Add the butter and some of the oil that was used to fry the onion.

Allow the butter to melt and fry the prawns.

Repeat this until all the prawns are done, removing the prawns after its cooked and leaving any gravy/oil behind.

Finally, stir in the cream sauce, to the leftover oil and butter mixture and stir well.
The idea is to incorporate any of the leftover marinade and spices into the sauce.

Add a handful of fresh coriander and mix well.

Return all the prawns to the pot to toss and reheat.

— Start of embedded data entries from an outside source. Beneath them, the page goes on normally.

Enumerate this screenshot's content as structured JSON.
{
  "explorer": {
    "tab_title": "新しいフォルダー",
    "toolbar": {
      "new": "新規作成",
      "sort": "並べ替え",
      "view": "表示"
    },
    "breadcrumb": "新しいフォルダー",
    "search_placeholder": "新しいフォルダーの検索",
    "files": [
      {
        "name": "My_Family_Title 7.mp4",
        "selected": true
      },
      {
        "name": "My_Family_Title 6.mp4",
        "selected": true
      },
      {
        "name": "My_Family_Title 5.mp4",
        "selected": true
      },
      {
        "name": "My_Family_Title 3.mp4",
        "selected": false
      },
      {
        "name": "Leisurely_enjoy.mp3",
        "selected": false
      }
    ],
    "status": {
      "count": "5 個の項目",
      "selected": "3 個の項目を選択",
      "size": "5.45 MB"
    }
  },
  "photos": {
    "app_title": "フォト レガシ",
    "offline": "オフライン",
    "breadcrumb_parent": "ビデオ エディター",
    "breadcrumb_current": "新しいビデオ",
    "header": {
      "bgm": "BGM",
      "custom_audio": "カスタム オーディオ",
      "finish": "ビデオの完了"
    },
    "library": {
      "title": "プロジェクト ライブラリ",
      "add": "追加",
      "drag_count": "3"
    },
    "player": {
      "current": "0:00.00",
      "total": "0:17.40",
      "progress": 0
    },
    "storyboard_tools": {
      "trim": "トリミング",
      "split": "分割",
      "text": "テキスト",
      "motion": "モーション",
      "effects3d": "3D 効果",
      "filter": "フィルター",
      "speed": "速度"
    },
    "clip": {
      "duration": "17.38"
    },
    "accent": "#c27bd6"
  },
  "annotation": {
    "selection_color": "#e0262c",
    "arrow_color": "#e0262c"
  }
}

Pour the sauce over and garnish with the charred chilli and fresh coriander.

Coconut Rice

The Rice
2 cups Basmati Rice
2 tsp salt
2 cups of water

For the tempering
2 tbsp coconut oil
2 curry leaf stems
Half a tsp black mustard seed
1 onion, sliced
4 tbsp slivered almond
Half a can of Coconut milk (the other half may be used in the sauce for the prawns to avoid any wastage)
Freshly grated coconut or coconut shavings for garnish.

Method

Bring the water and salt to a boil.
Add the rice and cook until the rice is completely soft.

Prepare the tempering by heating the coconut oil and frying the black mustard seeds until it begins to pop. Add the onion and allow to brown gently.
Add the slivered almond and allow to toast just until it changes colour.
Stir in the coconut milk and pour back into the rice.

Mix well and allow to steam for 10 minutes on a very low heat until everything is well incorporated.
Use a fork to fluff the rice before serving.

Lightly brown the coconut shavings and toss into the rice with freshly chopped coriander.